Apenas homens entram é a política do Arsenal. A justificativa, segundo Bernardi, é a falta de recursos suficientes para abrigar mulheres e crianças. Segundo censo da Fundação do Instituto de Pesquisas Econômicas (Fipe) de 2015, 82% da população em situação de rua em São Paulo é composta por homens. As mulheres são encaminhadas para outros abrigos, como o Centro de Acolhida Casa Verde ou Casa de Apoio Maria Maria, no Canindé. Não há casas destinadas a elas nas zonas oeste e sul da cidade. Já as crianças são direcionadas pelo serviço social do Arsenal ao Conselho Tutelar de São Paulo. Famílias que moravam em situações de rua têm que ser separadas para receber auxílio. Rogério Ferreira da Silva e Patrícia Santos da Silva moram na rua por não encontrarem albergues que recebam casais sem filhos na cidade. “A gente é casal e não vai se separar”, defendem-se.

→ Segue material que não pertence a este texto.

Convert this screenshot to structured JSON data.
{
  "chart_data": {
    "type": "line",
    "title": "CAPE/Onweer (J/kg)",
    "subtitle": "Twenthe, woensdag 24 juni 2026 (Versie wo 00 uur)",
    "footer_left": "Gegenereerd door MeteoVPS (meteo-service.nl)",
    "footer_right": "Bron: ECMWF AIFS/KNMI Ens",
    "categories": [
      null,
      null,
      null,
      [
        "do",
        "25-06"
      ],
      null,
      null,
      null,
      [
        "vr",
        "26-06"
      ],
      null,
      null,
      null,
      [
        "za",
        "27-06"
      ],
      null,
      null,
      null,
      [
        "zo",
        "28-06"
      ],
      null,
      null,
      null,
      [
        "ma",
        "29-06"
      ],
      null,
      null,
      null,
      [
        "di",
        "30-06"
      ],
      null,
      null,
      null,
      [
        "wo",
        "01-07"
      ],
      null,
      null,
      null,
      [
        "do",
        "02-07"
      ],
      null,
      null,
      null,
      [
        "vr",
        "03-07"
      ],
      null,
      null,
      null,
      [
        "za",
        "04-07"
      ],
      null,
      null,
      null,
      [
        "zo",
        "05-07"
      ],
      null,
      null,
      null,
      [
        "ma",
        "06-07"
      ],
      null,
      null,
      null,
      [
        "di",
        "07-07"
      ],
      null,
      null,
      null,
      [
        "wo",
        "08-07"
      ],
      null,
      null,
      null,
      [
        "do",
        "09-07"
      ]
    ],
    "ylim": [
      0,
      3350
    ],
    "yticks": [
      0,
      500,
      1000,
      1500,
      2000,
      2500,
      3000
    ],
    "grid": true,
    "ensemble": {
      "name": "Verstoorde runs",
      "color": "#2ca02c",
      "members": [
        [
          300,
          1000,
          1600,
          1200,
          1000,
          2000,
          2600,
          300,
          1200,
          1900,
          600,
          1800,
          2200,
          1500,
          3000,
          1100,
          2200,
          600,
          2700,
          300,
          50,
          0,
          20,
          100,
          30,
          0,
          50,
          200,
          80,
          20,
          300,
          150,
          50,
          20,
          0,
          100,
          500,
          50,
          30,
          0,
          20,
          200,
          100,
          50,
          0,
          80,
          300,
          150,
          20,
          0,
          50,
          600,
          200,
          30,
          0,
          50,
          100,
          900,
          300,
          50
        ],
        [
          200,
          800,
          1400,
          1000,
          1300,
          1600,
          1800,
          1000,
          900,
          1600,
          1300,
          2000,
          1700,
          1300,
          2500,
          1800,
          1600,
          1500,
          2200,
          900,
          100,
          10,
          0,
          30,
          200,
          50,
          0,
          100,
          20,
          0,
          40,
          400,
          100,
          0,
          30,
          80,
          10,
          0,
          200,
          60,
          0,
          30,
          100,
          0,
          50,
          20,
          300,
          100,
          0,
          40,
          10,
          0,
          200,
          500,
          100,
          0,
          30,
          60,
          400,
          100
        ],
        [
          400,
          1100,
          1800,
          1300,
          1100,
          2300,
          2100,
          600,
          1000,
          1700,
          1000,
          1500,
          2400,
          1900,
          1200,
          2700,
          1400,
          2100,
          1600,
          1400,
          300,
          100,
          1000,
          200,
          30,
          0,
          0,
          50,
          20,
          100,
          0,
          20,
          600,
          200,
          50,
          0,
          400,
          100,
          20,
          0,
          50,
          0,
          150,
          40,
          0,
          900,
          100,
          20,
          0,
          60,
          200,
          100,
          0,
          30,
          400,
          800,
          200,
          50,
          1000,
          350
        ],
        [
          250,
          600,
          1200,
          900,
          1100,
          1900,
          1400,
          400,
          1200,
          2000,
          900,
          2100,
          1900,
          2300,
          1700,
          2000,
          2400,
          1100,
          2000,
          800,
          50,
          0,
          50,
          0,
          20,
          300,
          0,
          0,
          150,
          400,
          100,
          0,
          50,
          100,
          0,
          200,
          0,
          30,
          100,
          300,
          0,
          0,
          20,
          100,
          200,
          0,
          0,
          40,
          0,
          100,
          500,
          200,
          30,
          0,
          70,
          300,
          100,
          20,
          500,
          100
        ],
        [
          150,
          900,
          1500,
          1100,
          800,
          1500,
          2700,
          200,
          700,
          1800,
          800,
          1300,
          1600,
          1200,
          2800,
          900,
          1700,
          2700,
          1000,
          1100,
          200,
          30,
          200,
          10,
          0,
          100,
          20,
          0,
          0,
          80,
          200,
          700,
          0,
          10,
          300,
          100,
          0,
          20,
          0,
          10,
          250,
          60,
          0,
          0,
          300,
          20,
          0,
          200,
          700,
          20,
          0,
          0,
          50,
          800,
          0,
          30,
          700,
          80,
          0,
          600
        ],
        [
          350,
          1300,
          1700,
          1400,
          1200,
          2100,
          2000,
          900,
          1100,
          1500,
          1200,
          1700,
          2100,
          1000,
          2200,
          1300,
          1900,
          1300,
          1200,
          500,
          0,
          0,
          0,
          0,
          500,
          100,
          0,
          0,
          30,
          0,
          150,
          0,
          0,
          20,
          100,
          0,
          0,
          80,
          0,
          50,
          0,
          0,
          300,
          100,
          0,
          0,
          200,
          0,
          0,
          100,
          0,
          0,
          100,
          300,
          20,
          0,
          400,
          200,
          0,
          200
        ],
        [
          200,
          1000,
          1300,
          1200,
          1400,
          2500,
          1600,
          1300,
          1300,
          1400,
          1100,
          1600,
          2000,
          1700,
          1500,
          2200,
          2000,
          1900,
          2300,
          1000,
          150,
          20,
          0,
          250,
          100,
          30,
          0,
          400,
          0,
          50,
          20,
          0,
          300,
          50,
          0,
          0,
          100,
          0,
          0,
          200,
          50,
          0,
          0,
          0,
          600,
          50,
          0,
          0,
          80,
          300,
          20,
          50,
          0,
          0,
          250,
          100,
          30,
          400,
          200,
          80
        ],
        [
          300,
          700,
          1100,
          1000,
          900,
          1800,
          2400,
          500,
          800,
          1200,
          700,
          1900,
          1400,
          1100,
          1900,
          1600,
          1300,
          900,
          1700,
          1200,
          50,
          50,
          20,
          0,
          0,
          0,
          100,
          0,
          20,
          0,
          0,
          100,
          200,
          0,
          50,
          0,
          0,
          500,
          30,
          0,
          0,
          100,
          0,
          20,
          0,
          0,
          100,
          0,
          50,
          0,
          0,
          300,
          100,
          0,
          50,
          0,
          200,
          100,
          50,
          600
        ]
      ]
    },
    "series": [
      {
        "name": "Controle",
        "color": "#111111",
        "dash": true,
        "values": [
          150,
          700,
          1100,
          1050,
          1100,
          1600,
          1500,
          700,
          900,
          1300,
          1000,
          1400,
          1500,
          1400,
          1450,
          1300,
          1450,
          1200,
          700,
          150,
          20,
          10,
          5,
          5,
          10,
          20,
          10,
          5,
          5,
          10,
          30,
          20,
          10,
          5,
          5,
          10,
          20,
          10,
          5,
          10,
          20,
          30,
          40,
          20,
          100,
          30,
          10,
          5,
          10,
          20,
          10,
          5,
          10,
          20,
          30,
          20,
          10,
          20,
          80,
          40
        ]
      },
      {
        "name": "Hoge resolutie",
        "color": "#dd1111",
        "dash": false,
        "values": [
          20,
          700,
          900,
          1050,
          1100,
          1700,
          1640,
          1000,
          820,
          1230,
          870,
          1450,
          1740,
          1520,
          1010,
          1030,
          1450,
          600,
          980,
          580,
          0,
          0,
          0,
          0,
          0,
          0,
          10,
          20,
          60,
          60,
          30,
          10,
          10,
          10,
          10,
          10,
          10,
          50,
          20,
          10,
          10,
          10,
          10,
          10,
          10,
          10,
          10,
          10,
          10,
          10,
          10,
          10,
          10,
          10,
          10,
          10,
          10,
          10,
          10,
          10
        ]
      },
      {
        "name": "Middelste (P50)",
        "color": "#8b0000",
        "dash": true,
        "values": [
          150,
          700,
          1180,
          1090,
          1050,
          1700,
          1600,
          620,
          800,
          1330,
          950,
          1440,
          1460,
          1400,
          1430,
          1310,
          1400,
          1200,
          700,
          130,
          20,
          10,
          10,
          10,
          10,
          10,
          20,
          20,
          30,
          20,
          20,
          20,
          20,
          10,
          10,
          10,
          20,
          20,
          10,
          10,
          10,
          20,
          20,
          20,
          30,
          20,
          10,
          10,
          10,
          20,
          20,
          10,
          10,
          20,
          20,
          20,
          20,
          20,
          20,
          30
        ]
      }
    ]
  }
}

Outra reclamação constante por parte dos moradores de rua frequentadores de albergues e CTAs é a da falta de sensibilidade dos locais em relação ao tratamento de saúde oferecido. Um morador que não quis se identificar por medo de represálias afirma que teve uma crise de herpes zóster enquanto estava abrigado no extinto Centro de Acolhimento Emergencial do Brás no inverno de 2018. “Eu gritava de dor e ninguém vinha me ajudar”, relembra.

Os relatos desses moradores de rua de São Paulo evidenciam que as políticas públicas oferecidas pela Prefeitura estão longe de serem eficazes e humanitárias. “O sistema, que já era sucateado, ficou mais ainda. Eles criaram os CTAs mais por uma questão de tirar o cara da rua do que de tratá-lo dignamente. A gente depende de centros de doações como este aqui [Paróquia São Miguel Arcanjo] para termos condições básicas de higiene e alimentação”, desabafa Elias da Silva. A paróquia que Silva comenta fica entre o Arsenal e o Mooca I e recolhe doações de comida, roupa e itens de higiene pessoal, depois destinadas diretamente aos moradores de rua, que vão em busca de bolo, leite, chocolate, sapato, camiseta, meia, escova, pasta de dentes e sabonete. A lista não acaba.

A sensação que fica ao final é que há uma forte semelhança entre o sistema carcerário brasileiro e a logística estrutural dos albergues em São Paulo. Essa comparação pode ser feita por causa do regime disciplinar que os moradores de rua enfrentam quando precisam se utilizar dessas casas de acolhimento. Do mesmo modo, o projeto arquitetônico desses locais remete à disciplina impessoal dos quartéis militares, em que cada indivíduo deve cuidar do seu próprio nariz. Um cenário distante da utopia descrita pela Prefeitura em seus sites e comunicados oficiais.